Equal outcomes have replaced equality of opportunity

Nov 7, 2017 by

by Margaret Wente, Globe & Mail:

How do Canada’s universities stack up against the world’s best? The answer is: Meh. Maybe a handful rank among the global top 100. How many Nobel winners have we produced lately? Better not to ask.

But excellence is not the point of universities these days. Diversity is the point – not diversity of thought or intellect, but diversity of race, gender, ethnicity and sexual orientation. To achieve this goal, our universities have announced a major new initiative to collect and publish detailed demographic data on faculty, staff and students. The idea is to ensure that women, Indigenous people, academics with disabilities, and other underrepresented groups achieve equality of numbers.

This is a new goal. The old goal was academic excellence. And the old goal of equity programs was to make sure that everybody got an equal opportunity. Now the goal has switched to equal outcomes. Success has been redefined from hiring the best person for the job to making sure your demographics mirror the demographics of the general population.

“This university needs to have the best faculty possible to maintain its international position,” one senior university person told me. As a veteran of more hiring committees than she can count, she has made great efforts to recruit students and faculty from visible minorities, often with considerable success. But now, she says, “The pendulum is swinging way too far.”
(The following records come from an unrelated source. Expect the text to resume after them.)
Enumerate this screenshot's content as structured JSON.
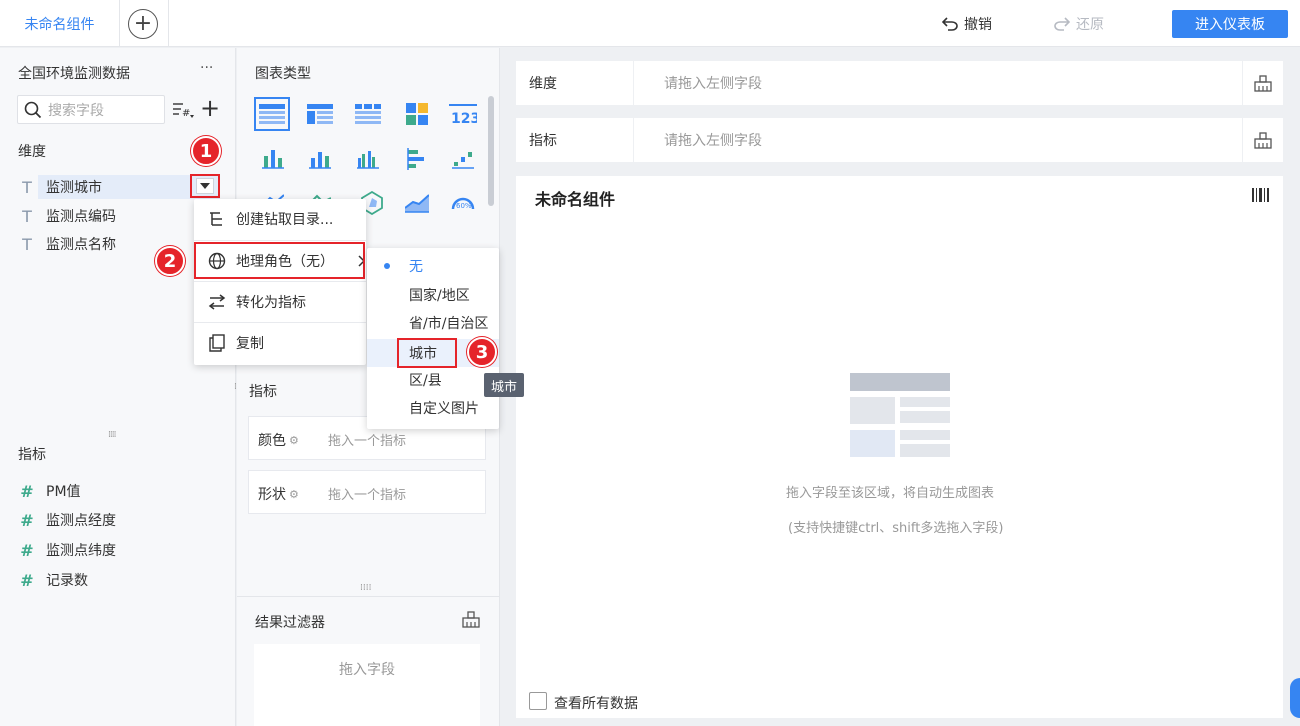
{
  "topbar": {
    "active_tab": "未命名组件",
    "add_tab_symbol": "+",
    "undo_label": "撤销",
    "redo_label": "还原",
    "enter_dashboard": "进入仪表板"
  },
  "left": {
    "dataset_title": "全国环境监测数据",
    "more_symbol": "···",
    "search_placeholder": "搜索字段",
    "dimension_title": "维度",
    "dimensions": [
      "监测城市",
      "监测点编码",
      "监测点名称"
    ],
    "measure_title": "指标",
    "measures": [
      "PM值",
      "监测点经度",
      "监测点纬度",
      "记录数"
    ],
    "dim_type_symbol": "T",
    "measure_type_symbol": "#"
  },
  "middle": {
    "chart_type_title": "图表类型",
    "measure_title": "指标",
    "color_label": "颜色",
    "color_hint": "拖入一个指标",
    "shape_label": "形状",
    "shape_hint": "拖入一个指标",
    "filter_title": "结果过滤器",
    "filter_hint": "拖入字段"
  },
  "context_menu": {
    "items": [
      "创建钻取目录...",
      "地理角色（无）",
      "转化为指标",
      "复制"
    ]
  },
  "geo_submenu": {
    "items": [
      "无",
      "国家/地区",
      "省/市/自治区",
      "城市",
      "区/县",
      "自定义图片"
    ],
    "selected": "无",
    "hovered": "城市",
    "tooltip": "城市"
  },
  "badges": [
    "1",
    "2",
    "3"
  ],
  "right": {
    "dimension_label": "维度",
    "dimension_hint": "请拖入左侧字段",
    "measure_label": "指标",
    "measure_hint": "请拖入左侧字段",
    "component_title": "未命名组件",
    "empty_hint_1": "拖入字段至该区域，将自动生成图表",
    "empty_hint_2": "(支持快捷键ctrl、shift多选拖入字段)",
    "view_all_label": "查看所有数据"
  },
  "colors": {
    "accent": "#3685f2",
    "highlight_red": "#e5242a",
    "dimension_icon": "#8a98ab",
    "measure_icon": "#3eaa8c"
  }
}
The unexamined notion behind the diversity craze is that there is never any conflict between diversity and excellence. On the contrary, it’s widely assumed that the more diverse the team or institution, the better the performance. In fact, there is no real evidence for this. Another fallacy is the assumption that skills, desires, preferences and motivation are evenly spread across all groups in society. If this is the case, then unequal outcomes must be due to systemic discrimination. Systemic discrimination is the legacy of our long history of colonization, white privilege, and unconscious bias against ‘The Other.’ And it’s systemic discrimination – rather than preferences, skills, differences in family background, cultural differences, and so on – that overwhelmingly explain the shortage of female math professors, the scarcity of Indigenous medical students, the underrepresentation of “racialized” lawyers in the top ranks of big-city law firms and the poor marks of certain groups of students in the school system.